If your data has no natural entity grouping or sequential structure (e.g., single-row examples with a categorical tag like genre), grouping is usually unnecessary.
When to Adjust the Holdout#
If your data has < 500 records, you may want to set the holdout to 0 in order to disable it and use all the data for training.
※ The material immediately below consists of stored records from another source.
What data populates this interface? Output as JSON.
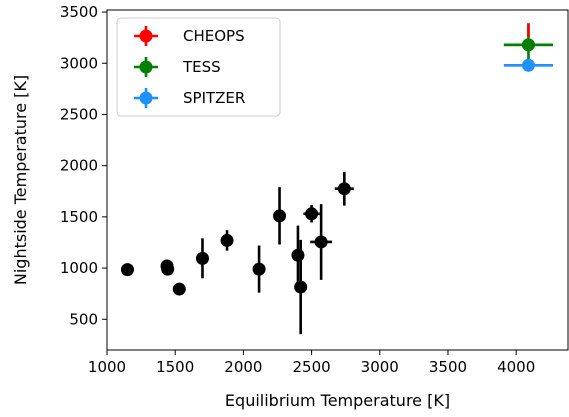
{
  "chart_data": {
    "type": "scatter",
    "title": "",
    "xlabel": "Equilibrium Temperature [K]",
    "ylabel": "Nightside Temperature [K]",
    "xlim": [
      1000,
      4380
    ],
    "ylim": [
      200,
      3520
    ],
    "xticks": [
      1000,
      1500,
      2000,
      2500,
      3000,
      3500,
      4000
    ],
    "yticks": [
      500,
      1000,
      1500,
      2000,
      2500,
      3000,
      3500
    ],
    "grid": false,
    "legend_position": "top-left",
    "legend": [
      {
        "label": "CHEOPS",
        "color": "#ff0000"
      },
      {
        "label": "TESS",
        "color": "#008000"
      },
      {
        "label": "SPITZER",
        "color": "#1e90ff"
      }
    ],
    "series": [
      {
        "color": "#000000",
        "points": [
          {
            "x": 1150,
            "y": 985,
            "xerr": 30,
            "yerr": 35
          },
          {
            "x": 1440,
            "y": 1020,
            "xerr": 40,
            "yerr": 55
          },
          {
            "x": 1445,
            "y": 990,
            "xerr": 35,
            "yerr": 35
          },
          {
            "x": 1530,
            "y": 795,
            "xerr": 30,
            "yerr": 35
          },
          {
            "x": 1700,
            "y": 1095,
            "xerr": 40,
            "yerr": 195
          },
          {
            "x": 1880,
            "y": 1270,
            "xerr": 40,
            "yerr": 100
          },
          {
            "x": 2115,
            "y": 990,
            "xerr": 40,
            "yerr": 230
          },
          {
            "x": 2265,
            "y": 1510,
            "xerr": 40,
            "yerr": 280
          },
          {
            "x": 2400,
            "y": 1125,
            "xerr": 40,
            "yerr": 290
          },
          {
            "x": 2420,
            "y": 815,
            "xerr": 40,
            "yerr": 460
          },
          {
            "x": 2500,
            "y": 1530,
            "xerr": 60,
            "yerr": 85
          },
          {
            "x": 2570,
            "y": 1255,
            "xerr": 80,
            "yerr": 370
          },
          {
            "x": 2740,
            "y": 1775,
            "xerr": 70,
            "yerr": 165
          }
        ]
      },
      {
        "name": "TESS",
        "color": "#008000",
        "points": [
          {
            "x": 4090,
            "y": 3180,
            "xerr": 180,
            "yerr": 210
          }
        ]
      },
      {
        "name": "SPITZER",
        "color": "#1e90ff",
        "points": [
          {
            "x": 4090,
            "y": 2980,
            "xerr": 180,
            "yerr": 30
          }
        ]
      }
    ]
  }
}
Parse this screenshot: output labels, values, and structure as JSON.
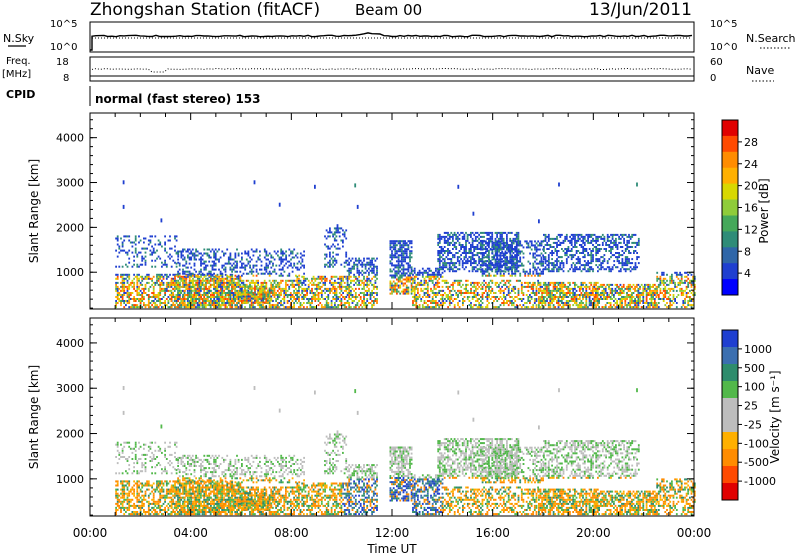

If your data has < 200 records, you must set the holdout to 0 to avoid getting an error.
Example#
data:
group_training_examples_by: customer_id
order_training_examples_by: event_time
max_sequences_per_example: "auto" # 1 if DP is enabled, otherwise null
holdout: 0.2
max_holdout: 1000
random_state: 42 # optional; omit to auto-pick a random seed
Error Handling#
Common Errors#
Dataset Too Small#
Dataset must have at least 200 records to use holdout.
Solution: Use a larger dataset or disable holdout by setting holdout: 0
.
Holdout Too Small#
Holdout dataset must have at least 10 records.
Solution: Increase holdout size or use a larger input dataset.
Missing Group Column#
Group by column 'customer_id' not found in input dataset columns!
Solution: Verify column name exists in your dataset or set group_training_examples_by: null
.
Group Column Has Missing Values#
Group by column 'customer_id' has missing values. Please remove/replace them.
Solution: Clean your data to remove or impute missing values in the grouping column.